Hello Brett, thank you for the excellent articles in this series!It takes a lot of cogitation for sure. I also noticed in my case that it is a series of losses that allows me to trade better over time. As soon as I feel good about my trading, whamo, I get beat back repeating past errors, hence by refocusing, and reapplying fundamental techniques I eventually break out to new highs. I try to look at losses a alarm clock, time to get back work! At almost all my new highs on the charts I use to track performance, I can say at almost all of them, I revert to some previous state and fail to execute. I mean, fail to execute on a larger picture that I have in my mind. I am going to work on your suggestion of replaying within my minds eye to a greater extent. It is funny, I was so pleased with my trading results during march, I put a picture I took of fire and smoke,(I thought it was a cool shot, but the imagery was the point) put it on the site where my trading preformance is archived, and it has been all downhill from there!(nothing catastrophic) just poor execution, and missed opportunites. Just goes to show you how vunerable you are when they think you got it! It takes so much energy in this business to be succsessfull. Best, Steve ~SSK~

SSK said...

Hello Brett, I just read the other linked article on "My favorite techniques for overcoming anxiety". It was an interesting application of music in the mix. I am going to try and catch you at ioamt's event if it is open to the public. Thanks as always, Steve

Krasimir said...

“The key is embracing frustration by anticipating it and turning it into opportunity”
While it is possible to embrace frustration thru exposure techniques, it could not always be possible to turn it into opportunity, at least the way it is in the above example, I think. In your example you described market conditions that gave you opportunity for immediate consecutive trades on both sides – long and then short. Often, market conditions would not be favorable for taking reverse trades or taking the next trade so soon(if there is a valid signal) and looking for immediate trade (e.g. taking lower probability trades) as a way for turning frustration into an opportunity could be just overtrading, but a coping strategy, that would further deepen the frustration. So, what could be used as an opportunity when there is no tradable pattern after frustration has taken place?

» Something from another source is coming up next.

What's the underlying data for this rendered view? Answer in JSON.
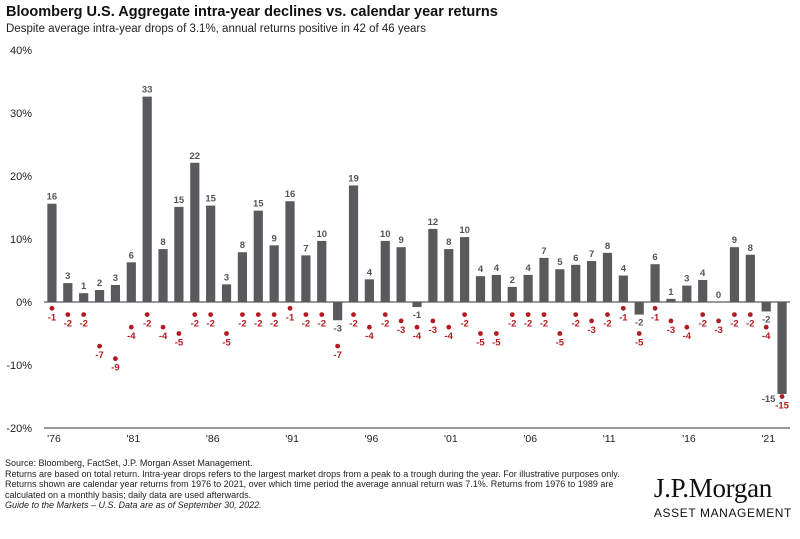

One technique could be opportunity to learn something new from the frustrating event. Other suggestion could be to imagine (or having the experience) that the frustrating event is a normal part of well constructed money management.

Thanks for the series.

Brett Steenbarger, Ph.D. said...

Hi Krasimir,

I would suggest that there are constructive actions to follow following *every* losing trade. Some of those actions might be flipping a position (per my example), but others might be reassessing the market (and one's market assumptions), working on one's execution, etc. The key is to visualize *constructive* responses to losing trades that actually lead to self-improvement. Thanks for the opportunity to clarify; excellent point.